Павлик никогда не видел своего друга в таком волнении. Цой быстро ходил по тесной каюте, возбужденно размахивая руками. Его глаза горели, всегда приглаженные волосы растрепались. Павлик сидел тихо, внимательно слушая.
– Эти враги, – продолжал Цой, – подсылают к нам шпионов, чтобы выведать секреты наших вооружений. Они ищут и подкупают разных мерзавцев и предателей, чтобы при удобном случае, особенно во время войны, те взрывали у нас заводы и фабрики, мосты и электростанции, разрушали железные дороги, выкрадывали наши планы обороны и планы наших крепостей, чертежи самых лучших самолетов, пушек, броненосцев, подводных лодок…

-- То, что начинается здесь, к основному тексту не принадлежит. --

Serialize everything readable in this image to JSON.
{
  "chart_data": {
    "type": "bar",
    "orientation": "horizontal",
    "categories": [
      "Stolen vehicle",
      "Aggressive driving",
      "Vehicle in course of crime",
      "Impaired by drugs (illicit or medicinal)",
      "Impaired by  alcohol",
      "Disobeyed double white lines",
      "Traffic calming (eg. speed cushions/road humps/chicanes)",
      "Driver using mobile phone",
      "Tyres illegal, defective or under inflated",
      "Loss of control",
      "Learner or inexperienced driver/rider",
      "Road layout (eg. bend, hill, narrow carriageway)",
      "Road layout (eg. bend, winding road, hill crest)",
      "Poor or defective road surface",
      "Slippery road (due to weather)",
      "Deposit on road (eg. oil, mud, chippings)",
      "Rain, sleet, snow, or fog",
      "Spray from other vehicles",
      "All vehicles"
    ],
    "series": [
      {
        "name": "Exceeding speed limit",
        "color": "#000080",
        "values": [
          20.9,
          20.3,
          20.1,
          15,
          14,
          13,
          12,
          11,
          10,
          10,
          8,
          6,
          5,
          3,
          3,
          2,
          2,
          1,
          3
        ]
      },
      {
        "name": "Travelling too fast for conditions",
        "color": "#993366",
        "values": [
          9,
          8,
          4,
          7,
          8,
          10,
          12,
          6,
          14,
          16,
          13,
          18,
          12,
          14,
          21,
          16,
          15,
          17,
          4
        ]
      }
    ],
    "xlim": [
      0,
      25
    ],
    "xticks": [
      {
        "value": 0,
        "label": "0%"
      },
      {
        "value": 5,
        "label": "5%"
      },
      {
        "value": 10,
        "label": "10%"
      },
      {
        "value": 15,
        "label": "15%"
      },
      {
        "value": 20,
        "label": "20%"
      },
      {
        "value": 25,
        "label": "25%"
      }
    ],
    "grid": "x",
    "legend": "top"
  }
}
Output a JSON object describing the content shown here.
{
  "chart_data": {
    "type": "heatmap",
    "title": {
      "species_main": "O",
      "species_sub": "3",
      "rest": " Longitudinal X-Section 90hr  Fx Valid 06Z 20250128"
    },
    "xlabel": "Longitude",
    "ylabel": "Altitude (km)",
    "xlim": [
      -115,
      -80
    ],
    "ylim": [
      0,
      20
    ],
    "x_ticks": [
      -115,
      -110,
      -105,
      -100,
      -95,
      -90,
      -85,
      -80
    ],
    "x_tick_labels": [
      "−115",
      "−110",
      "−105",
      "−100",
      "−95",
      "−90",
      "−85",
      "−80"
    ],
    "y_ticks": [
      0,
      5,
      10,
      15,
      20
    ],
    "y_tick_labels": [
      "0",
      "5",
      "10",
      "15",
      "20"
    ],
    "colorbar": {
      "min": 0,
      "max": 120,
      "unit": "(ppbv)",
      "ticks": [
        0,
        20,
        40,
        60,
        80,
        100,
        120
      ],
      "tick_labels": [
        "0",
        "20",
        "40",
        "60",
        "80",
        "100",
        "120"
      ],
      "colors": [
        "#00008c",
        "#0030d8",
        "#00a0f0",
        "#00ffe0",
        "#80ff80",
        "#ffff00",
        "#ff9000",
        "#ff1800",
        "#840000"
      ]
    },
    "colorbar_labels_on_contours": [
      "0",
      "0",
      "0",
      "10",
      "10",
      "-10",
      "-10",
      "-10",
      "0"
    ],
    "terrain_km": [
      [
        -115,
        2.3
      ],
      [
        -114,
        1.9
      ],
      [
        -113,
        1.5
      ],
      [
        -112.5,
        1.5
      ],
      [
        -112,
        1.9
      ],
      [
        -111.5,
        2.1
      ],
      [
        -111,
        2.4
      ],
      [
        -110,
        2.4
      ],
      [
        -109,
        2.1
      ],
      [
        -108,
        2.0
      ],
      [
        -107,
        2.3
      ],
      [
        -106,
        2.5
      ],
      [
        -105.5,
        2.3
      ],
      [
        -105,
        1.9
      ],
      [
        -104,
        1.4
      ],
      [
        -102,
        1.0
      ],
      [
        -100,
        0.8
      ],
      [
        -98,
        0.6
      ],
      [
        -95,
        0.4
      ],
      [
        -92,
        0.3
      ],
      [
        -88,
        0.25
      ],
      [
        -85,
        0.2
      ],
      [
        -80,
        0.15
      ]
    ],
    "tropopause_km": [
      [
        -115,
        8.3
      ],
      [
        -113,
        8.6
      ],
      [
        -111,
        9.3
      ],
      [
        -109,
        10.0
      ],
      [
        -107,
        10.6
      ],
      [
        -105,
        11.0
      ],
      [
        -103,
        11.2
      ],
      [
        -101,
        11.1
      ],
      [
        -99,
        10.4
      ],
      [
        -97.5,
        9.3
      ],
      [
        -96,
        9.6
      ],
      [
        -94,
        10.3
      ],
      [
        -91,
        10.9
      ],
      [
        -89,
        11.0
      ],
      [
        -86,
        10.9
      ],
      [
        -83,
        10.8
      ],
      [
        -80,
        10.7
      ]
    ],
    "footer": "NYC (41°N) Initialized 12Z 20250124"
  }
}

– Я ничего не буду записывать о «Пионере», Цой! – закричал Павлик, вскочив со стула. – Ничего! Ничего! Даю тебе честное слово! И я сам покажу свою тетрадь капитану. Пусть смотрит.
– Надо быть очень внимательным, Павлик, – сказал Цой, устало опускаясь на стул. – Надо быть не только самому осторожным в своих поступках, но и очень внимательно присматриваться к тому, что совершается вокруг тебя, к тому, что делают другие люди около тебя. Если ты замечаешь, что человек совершает что-нибудь странное, непонятное или непозволительное – скажем, фотографирует что-то около нашей крепости, подозрительно возится или подолгу шатается, как будто бесцельно, около железнодорожного моста, который охраняется часовыми, или, таясь, выносит какие-нибудь бумаги из военного учреждения, какие-нибудь странные, необычайные вещи… предположим, из нашей подлодки, – насторожись, Павлик! Примечай! Незаметно, осторожно наблюдай! Если не можешь сам понять, посоветуйся с кем-нибудь из взрослых, с надежным, более опытным человеком. Если уж дело явно неладное, может быть даже явно опасное, иди сейчас же к начальнику и расскажи…
Цой замолчал. Павлик тоже помолчал, потом тихо и неуверенно сказал:
– Цой, может быть, лучше совсем не вести дневника… здесь, на подлодке?
– Нет, почему же? – пожал плечами Цой. – Это тебе полезно будет, но записывай только то, что не может сделать твой дневник опасным и вредным для нашей страны. Впрочем, капитан просмотрит и вычеркнет то, что не годится… А такие, например, вещи, – улыбнулся Цой, – как наши приключения на дне или, скажем, твоя размолвка с Гореловым из-за ящичка, записывай сколько хочешь… Кстати, – продолжал он улыбаясь, – какой он из себя, этот ящик.